2021 Update: Seizing Opportunities, Sparking Transformation
A MESSAGE FROM OUR CO-CEOs
What a year. 2021 began with a violent insurrection at the U.S. Capitol, putting threats to our democracy into sharp focus. There have been bright spots: a new administration willing to tackle big problems, trillions spent to help people in tangible ways, the deplatforming of Donald Trump and other white supremacists using online platforms to spread hate and lies. And there have been darker days as we’ve struggled to end the pandemic, live through the climate crisis, and reckon with the legacy and reality of racism in this country.
We’re proud of what Free Press has been able to accomplish at this challenging moment. And we have ambitious plans for the months ahead.
Building on our recent wins that secured more than $70 billion for affordable broadband access, we’ll be campaigning to truly close the digital divide once and for all. When the full Federal Communications Commission is finally in place, we’ll be pushing to restore real Net Neutrality and the essential Title II protections that make the best parts of the internet possible. We’re shaping congressional and state proposals to address the local-news crisis. And we’re advocating for policy solutions — and corporate accountability — to curb the spread of online hate and disinformation. We’re also sparking new debate in Congress, at the FCC and beyond about how to reckon with and repair systemic racism in the media. And our team is growing to meet both the opportunities and the challenges that lie ahead.
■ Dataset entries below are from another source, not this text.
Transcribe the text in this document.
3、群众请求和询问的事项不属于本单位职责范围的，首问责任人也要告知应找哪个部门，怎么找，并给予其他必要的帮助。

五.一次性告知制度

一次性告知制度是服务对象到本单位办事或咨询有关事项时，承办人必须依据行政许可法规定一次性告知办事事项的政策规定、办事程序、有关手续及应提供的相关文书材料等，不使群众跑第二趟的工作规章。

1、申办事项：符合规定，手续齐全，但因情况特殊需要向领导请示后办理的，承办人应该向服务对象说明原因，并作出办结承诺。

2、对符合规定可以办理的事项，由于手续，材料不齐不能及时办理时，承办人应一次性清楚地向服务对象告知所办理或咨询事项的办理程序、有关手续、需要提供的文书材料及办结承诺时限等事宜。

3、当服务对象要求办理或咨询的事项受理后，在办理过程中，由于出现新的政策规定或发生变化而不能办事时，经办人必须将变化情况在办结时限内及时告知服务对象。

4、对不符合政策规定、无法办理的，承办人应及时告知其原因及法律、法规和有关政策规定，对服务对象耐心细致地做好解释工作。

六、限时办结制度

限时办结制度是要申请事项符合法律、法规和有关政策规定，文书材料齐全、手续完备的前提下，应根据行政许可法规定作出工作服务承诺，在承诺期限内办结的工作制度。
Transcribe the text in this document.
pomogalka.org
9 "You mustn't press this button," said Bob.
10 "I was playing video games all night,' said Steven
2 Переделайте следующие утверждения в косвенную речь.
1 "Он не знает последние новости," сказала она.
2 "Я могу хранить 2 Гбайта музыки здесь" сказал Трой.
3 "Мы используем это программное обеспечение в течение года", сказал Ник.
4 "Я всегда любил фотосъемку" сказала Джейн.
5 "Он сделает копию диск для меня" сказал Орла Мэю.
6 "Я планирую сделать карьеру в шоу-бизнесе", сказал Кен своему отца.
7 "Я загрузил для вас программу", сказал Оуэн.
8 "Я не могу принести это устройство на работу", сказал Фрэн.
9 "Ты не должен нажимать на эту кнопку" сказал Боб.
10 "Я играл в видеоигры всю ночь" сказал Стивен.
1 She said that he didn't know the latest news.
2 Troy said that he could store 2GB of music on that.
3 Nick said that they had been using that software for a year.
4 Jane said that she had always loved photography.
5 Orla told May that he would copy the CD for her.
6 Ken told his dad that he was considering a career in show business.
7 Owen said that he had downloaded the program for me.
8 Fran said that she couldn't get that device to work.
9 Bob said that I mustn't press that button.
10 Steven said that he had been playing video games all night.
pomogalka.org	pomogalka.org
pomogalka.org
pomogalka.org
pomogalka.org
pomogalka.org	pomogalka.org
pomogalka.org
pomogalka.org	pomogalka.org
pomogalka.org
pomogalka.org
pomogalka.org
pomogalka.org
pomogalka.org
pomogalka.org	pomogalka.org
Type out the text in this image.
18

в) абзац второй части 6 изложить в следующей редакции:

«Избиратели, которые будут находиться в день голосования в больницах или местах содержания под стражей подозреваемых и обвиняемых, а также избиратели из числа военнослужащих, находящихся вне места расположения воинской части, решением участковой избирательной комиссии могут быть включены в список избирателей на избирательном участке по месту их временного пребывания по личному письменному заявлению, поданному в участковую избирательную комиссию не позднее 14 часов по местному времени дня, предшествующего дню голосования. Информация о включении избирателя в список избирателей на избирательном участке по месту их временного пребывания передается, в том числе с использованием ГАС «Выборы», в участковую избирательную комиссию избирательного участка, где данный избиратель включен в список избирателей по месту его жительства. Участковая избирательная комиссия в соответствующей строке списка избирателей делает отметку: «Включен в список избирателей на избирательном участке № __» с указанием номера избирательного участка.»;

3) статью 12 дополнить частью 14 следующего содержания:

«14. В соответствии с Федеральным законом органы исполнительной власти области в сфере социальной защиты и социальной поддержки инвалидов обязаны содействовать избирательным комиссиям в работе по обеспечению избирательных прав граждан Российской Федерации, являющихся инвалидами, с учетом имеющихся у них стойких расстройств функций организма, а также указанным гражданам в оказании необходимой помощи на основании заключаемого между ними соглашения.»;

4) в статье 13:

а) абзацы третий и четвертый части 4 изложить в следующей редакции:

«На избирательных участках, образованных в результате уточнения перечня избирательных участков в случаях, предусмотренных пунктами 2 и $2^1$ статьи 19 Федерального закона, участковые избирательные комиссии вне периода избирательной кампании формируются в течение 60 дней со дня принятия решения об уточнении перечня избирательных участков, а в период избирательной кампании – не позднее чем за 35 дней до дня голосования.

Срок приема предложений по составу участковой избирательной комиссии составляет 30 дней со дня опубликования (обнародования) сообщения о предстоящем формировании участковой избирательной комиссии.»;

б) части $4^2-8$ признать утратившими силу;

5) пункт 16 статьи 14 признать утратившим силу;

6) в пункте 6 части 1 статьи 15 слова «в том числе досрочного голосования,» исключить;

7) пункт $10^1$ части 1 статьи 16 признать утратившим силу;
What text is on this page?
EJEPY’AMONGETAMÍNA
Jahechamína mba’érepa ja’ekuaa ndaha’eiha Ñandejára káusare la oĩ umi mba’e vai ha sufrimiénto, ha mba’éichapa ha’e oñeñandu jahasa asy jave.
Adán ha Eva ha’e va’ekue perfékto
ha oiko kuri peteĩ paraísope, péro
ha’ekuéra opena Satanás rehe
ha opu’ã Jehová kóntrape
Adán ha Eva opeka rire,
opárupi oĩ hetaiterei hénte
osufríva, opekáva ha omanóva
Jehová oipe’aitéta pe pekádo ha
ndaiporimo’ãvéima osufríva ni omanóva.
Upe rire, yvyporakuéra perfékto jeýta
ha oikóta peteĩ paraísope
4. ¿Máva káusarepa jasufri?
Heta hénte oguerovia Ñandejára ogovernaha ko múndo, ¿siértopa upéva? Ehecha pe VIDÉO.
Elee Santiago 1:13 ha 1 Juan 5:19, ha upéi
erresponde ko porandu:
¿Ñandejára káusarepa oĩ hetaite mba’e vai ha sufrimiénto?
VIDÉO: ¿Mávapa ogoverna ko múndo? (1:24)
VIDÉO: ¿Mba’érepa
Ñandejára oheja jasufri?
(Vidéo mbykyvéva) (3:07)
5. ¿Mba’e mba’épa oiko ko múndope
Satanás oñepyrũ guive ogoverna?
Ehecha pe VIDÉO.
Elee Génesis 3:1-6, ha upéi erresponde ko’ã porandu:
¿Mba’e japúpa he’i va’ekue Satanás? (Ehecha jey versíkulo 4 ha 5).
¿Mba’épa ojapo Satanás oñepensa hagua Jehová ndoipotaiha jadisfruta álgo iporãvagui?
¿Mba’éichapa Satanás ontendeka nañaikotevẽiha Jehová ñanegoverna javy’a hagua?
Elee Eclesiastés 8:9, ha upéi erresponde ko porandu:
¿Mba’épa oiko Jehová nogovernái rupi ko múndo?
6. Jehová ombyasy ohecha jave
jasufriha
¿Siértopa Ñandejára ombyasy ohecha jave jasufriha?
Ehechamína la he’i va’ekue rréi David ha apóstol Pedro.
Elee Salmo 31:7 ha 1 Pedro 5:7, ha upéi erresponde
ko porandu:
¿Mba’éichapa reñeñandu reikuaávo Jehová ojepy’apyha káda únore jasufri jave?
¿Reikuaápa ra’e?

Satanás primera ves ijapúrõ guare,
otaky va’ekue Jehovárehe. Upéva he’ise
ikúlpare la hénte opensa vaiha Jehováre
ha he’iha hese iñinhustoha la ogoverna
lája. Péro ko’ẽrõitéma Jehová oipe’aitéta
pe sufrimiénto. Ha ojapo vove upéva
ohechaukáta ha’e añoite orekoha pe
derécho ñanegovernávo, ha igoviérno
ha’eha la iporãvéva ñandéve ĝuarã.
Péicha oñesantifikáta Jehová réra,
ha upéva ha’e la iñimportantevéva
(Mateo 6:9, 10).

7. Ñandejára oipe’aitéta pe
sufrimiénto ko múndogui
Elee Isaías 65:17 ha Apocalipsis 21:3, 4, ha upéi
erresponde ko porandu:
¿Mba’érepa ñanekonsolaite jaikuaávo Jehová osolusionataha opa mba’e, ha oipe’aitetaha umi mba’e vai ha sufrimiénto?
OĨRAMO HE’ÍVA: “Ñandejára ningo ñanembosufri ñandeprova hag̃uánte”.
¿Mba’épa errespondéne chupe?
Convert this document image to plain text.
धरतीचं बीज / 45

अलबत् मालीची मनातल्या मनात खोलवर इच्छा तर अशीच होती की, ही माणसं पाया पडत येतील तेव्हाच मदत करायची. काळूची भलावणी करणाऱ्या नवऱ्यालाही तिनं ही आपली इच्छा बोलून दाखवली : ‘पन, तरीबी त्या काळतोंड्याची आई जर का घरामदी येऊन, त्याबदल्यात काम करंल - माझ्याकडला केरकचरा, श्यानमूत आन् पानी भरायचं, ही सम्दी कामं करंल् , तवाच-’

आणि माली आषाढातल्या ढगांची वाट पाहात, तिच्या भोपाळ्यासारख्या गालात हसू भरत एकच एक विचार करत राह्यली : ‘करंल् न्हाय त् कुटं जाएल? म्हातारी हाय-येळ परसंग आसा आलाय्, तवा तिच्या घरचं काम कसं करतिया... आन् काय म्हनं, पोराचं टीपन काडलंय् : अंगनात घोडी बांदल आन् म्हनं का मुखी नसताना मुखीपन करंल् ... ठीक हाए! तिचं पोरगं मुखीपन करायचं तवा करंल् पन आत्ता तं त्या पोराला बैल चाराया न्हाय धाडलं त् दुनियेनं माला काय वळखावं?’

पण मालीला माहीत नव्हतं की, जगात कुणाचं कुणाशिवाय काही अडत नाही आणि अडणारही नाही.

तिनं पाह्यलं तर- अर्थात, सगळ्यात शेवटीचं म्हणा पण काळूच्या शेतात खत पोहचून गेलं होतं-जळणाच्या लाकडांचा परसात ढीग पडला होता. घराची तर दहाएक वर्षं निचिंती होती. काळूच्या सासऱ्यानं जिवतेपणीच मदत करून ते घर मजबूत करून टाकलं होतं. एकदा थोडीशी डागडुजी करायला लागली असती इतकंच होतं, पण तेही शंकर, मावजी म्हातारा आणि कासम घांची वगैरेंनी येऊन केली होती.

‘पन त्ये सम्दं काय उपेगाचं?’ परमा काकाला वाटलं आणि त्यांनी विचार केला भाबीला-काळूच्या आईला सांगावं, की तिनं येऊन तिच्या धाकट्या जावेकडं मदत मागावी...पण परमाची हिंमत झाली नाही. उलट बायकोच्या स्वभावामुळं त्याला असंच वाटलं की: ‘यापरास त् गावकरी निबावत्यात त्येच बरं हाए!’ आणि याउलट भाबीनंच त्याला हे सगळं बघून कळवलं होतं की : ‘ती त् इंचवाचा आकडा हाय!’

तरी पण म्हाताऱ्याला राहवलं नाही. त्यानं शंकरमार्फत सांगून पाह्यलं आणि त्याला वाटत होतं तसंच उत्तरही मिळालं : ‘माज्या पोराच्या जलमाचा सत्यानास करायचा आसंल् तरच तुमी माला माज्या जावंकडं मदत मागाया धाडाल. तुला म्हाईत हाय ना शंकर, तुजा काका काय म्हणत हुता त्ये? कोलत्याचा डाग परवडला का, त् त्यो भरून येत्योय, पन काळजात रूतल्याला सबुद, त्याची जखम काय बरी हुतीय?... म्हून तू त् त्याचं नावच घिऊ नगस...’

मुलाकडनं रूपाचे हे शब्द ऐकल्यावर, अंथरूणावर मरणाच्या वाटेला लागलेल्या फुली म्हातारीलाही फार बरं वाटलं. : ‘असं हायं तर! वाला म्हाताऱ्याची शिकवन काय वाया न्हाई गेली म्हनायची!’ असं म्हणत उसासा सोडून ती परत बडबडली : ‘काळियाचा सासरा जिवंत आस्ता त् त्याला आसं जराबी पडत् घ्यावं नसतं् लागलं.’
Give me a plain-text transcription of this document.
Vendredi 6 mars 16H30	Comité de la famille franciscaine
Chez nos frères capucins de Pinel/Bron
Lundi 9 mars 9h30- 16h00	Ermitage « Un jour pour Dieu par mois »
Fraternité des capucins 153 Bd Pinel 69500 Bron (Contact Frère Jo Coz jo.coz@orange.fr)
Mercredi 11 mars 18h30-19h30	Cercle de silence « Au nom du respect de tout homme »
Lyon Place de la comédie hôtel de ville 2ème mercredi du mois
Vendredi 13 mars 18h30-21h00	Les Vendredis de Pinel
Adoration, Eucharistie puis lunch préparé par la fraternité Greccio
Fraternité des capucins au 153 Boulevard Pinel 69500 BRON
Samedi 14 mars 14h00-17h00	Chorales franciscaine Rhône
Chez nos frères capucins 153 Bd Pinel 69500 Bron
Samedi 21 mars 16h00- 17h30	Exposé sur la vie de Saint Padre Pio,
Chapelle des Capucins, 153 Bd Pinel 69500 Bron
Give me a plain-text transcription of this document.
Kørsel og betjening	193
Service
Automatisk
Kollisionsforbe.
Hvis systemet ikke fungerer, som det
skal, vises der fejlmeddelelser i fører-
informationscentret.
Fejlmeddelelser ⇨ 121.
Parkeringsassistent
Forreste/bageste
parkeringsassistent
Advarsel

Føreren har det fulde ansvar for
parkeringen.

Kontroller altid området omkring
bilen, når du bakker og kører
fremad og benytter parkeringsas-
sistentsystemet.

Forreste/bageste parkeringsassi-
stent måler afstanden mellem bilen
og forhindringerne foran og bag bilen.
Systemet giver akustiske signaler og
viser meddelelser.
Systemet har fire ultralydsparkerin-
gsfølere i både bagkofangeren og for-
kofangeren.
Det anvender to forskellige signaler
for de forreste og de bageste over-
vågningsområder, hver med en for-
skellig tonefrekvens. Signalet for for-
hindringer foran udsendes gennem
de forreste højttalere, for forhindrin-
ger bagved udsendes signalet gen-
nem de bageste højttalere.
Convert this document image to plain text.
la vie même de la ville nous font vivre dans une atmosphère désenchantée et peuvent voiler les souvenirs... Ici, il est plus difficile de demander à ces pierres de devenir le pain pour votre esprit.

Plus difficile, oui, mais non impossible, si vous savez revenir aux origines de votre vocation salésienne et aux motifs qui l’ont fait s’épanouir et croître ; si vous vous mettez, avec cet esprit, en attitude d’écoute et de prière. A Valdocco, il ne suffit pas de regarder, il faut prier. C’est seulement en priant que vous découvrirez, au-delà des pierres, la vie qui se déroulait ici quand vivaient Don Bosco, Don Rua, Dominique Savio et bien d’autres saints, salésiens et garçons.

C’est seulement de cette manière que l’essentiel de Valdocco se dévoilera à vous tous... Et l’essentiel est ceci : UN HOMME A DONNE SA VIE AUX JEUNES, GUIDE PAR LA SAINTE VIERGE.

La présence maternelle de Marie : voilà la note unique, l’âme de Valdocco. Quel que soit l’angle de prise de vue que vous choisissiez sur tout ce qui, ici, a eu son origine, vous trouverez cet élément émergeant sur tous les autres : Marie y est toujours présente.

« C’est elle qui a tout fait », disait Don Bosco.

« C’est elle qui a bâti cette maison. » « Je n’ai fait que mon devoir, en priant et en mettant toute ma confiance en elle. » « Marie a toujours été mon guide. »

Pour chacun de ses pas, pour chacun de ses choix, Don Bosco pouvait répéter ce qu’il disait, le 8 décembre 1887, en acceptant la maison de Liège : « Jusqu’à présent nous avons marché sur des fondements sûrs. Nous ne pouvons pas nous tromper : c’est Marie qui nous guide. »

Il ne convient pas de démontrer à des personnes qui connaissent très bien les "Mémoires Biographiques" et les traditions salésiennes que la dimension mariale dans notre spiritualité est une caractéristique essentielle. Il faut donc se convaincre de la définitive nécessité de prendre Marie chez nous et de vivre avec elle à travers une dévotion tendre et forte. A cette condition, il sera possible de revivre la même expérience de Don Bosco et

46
Our donors and activists make all of Free Press’ success and future plans possible — and we couldn’t be more grateful. And because we’re funded solely by independent charitable foundations and gifts from individuals, we’ll rely on your continued support and generosity to fuel our work in the months ahead. Read on to learn what you’ve helped accomplish so far this year.
In solidarity,
Craig Aaron and Jessica J. González
Co-CEOs
Free Press and Free Press Action
CLOSING THE DIGITAL DIVIDE
The pandemic has made it all too clear that affordable and reliable broadband access is a basic necessity, one that far too many people live without. Our advocacy paved the way for historic broadband provisions in the Senate’s newest infrastructure package. Never before have we seen such a meaningful congressional investment in closing the digital divide: The bill includes nearly $65 billion for broadband. A remarkable $14.2 billion of that total is committed to broadband-affordability measures.
This is a huge milestone — and we’ll work hard to ensure that this money gets to the people who need it most.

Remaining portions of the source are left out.